Tampaknya masyarakat Indonesia sudah dewasa dalam berpolitik. Ini merupakan faktor yang
penting dalam mendukung terealisasikannya investasi. Kedelapan, faktor sosial budaya.
Dalam hal faktor sosial budaya tampaknya ada sebagian besar pengusaha Indonesia yang
telah memanfaatkan dengan baik tetapi tampaknya banyak pengusaha pengusaha asing yang
justru lebih jeli. McDonald misalnya sekarang mulai membuat berbagai masakan maupun
rasa masakan yang mengadopsi budaya lokal. Rasa softdrinknya misalnya dibuat manis.
Padahal di Amerika Serikat tempat asal perusahaan tersebut rasa softdrinknya tidak manis.

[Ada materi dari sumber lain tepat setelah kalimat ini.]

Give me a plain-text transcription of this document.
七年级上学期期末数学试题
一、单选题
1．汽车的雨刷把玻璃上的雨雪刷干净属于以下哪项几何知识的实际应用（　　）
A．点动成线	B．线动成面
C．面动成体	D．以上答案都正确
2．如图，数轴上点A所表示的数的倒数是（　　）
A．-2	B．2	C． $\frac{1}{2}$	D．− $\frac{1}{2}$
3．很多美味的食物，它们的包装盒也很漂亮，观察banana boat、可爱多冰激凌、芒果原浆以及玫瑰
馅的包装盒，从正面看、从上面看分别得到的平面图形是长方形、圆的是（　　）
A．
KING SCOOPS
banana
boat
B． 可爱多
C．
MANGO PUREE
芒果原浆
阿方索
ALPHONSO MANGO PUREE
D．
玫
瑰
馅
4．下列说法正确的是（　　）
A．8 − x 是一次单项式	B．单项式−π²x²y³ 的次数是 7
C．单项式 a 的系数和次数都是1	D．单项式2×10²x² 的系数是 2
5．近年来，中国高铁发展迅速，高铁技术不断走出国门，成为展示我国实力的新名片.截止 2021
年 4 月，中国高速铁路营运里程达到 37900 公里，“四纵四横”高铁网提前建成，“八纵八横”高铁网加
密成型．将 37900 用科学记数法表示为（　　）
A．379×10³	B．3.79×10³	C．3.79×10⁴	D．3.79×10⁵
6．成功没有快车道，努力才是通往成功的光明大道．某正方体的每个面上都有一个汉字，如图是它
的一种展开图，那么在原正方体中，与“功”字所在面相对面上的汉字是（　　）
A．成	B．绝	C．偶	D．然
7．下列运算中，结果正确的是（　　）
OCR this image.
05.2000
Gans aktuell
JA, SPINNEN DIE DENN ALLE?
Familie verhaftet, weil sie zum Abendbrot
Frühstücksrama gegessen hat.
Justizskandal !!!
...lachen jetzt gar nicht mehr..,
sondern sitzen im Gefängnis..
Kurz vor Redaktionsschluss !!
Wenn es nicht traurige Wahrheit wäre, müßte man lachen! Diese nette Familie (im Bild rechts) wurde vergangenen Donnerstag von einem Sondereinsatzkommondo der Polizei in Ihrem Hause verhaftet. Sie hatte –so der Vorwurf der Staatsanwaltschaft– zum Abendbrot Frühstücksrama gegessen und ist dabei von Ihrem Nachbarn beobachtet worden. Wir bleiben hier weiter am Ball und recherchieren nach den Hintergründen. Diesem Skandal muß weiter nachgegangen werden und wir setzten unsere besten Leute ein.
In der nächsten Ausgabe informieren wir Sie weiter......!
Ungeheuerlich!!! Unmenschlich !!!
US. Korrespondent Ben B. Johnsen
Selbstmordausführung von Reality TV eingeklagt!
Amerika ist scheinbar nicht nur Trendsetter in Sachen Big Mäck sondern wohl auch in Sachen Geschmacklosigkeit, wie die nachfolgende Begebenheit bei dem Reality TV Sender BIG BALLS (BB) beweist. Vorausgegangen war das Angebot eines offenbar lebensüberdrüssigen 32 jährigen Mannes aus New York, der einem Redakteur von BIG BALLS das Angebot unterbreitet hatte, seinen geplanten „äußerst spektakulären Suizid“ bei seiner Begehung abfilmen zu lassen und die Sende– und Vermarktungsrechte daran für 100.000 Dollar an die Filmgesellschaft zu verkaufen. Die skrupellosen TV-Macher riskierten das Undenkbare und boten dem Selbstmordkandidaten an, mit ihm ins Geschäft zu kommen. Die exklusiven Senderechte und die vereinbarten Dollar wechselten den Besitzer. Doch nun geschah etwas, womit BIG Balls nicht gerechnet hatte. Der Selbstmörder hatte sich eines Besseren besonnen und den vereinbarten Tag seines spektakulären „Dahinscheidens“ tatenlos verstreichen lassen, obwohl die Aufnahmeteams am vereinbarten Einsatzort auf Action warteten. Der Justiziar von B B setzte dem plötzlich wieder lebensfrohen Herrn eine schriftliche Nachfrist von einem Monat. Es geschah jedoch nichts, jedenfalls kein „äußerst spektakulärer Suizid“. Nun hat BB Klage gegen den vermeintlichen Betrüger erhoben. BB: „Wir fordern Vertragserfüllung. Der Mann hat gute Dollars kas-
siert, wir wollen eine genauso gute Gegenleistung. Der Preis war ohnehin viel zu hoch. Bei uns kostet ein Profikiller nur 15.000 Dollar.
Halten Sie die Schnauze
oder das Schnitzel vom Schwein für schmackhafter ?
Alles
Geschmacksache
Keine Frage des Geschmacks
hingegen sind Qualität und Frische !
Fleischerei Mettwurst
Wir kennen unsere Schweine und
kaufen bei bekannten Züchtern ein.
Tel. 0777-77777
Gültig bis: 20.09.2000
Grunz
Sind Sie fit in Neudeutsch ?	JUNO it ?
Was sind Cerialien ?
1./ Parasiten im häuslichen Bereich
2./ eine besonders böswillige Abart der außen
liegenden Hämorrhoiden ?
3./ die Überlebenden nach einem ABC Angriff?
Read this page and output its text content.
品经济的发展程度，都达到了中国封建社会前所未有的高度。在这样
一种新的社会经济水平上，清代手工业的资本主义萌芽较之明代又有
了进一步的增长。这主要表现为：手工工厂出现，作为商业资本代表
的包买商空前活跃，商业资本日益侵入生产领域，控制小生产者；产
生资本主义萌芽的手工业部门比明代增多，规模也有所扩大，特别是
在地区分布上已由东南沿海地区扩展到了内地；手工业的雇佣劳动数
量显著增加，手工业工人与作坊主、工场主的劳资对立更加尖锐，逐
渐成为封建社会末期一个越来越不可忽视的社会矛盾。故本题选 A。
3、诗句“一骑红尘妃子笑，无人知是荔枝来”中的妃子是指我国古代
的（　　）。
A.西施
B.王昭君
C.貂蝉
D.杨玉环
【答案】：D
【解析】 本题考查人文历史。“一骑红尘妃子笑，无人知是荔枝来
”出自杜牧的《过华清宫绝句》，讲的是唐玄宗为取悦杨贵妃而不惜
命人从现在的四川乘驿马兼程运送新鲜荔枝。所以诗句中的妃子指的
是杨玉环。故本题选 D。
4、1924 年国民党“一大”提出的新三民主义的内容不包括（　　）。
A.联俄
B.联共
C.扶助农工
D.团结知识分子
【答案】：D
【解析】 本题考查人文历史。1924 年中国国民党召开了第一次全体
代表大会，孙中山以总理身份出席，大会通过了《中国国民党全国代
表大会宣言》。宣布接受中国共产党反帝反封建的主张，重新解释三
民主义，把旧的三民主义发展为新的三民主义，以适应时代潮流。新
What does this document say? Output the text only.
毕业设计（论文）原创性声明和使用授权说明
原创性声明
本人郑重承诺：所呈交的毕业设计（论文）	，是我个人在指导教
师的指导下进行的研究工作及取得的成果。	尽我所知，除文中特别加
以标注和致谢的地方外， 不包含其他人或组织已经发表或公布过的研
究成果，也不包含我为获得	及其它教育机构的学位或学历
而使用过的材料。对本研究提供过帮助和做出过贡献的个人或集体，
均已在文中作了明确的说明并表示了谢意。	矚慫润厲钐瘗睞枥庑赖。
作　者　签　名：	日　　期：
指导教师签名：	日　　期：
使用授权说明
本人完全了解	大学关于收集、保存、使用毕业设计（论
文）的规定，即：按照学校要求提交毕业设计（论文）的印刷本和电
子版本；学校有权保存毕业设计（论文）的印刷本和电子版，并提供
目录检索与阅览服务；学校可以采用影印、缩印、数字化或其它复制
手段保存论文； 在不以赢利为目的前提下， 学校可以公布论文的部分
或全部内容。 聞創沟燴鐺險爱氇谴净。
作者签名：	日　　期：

McDonald juga telah membuat berbagai masakan tradisional misalnya McRendang (Riptek,
Vol.2, No.1, Tahun 2008).
Kemudian Secara umum, iklim investasi khususnya di Sulawesi selatan dipengaruhi
oleh faktor-faktor non ekonomi,seperti kestabilan politik, penegakan hukum, pertanahan,
kriminalitas, aksi buruh dan mahasiswa, komitmen pemerintah, layanan perbankan, dukungan
infrastruktur dan layanan birokrasi pemerintah. Kriminalitas dan penegakan hukum
mendukung iklim investasi masih sangat lemah, khususnya ketegasan aparat dalam menindak
kejahatan ekonomi seperti korupsi dan illegal logging. Intensitas demonstrasi buruh dan
mahasiswa di Sulsel cukup mengganggu iklim investasi, namun masih dalam batas yang
dapat ditoleransi. Birokrasi pengurusan pertanahan masih menjadi salah satu penghambat
investasi. Layanan perbankan khususnya pengurusan kredit dinilai sangat birokratis dan
prosedur berbelit. Layanan birokrasi dan komitmen pemerintah dinilai belum sesuai dengan
harapan para pengusaha, khususnya dalam pengurusan perijinan dan penyediaan
data/informasi yang diperlukan (survey iklim investasi di Sulawesi Selatan, dalam Kajian
Ekonomi Sulsel triwulan II 2007).
Investasi di kabupaten/kota yang ada di Sulawesi Tengah walaupun sudah mencapai
19% dalam komposisi Produk Domestik Regional Bruto Sulteng, tetapi investasi bukanlah
yang berasal dari luar dan tidak bersifat jangka panjang. Investasi ini hanyalah merupakan
alokasi anggaran pemerintahan pusat yang menjadi dana-dana atas nama publik yang
dimanfaatkan oleh para pengusaha daerah. Ini tentu saja berbeda dengan penanaman modal
dalam negeri dan penanaman asing langsung yang bersifat jangka panjang dan menyerap
banyak lapangan kerja. Data PMA dan PMDN pun selama periode 2005-2012 sama sekali
tidak tersedia baik dalam publikasi BPS Sulteng dan Bank Indonesia yang berasal dari
BKPPMD Sulteng. Itulah sebabnya, BKPPMD Sulteng maupun urusan penanaman modal di
Kabupaten/kota yang masih tercantol pada Bappeda, belum terkualifikasi menurut penilaian
BKPM Pusat (Keputusan Kepala BKPMD Pusat Nomor 103/2012). Jangankan terkualifikasi,
Kabupaten Sigi dan Morowali malahan belum berbentuk dalam pelayanan terpadu satu pintu
(PTSP) bidang penanaman modal.
Rendahnya kontribusi investasi dalam PDRB kabupaten/kota di Sulawesi Tengah
menunjukkan bahwa masih rendahnya sektor riil dan modal yang digunakan oleh investor
atau pengusaha di daerah ini masih sangat tergantung oleh modal dari pemerintah melalui
dana anggaran pendapatan dan belanja daerah. Untuk itu, dalam menjawab tujuan kedua dari
penelitian ini akan dibahas lebih mendalam bagaimana proses perencanaan dan penganggaran
APBD khususnya di Kabupaten Donggala dan Kota Palu.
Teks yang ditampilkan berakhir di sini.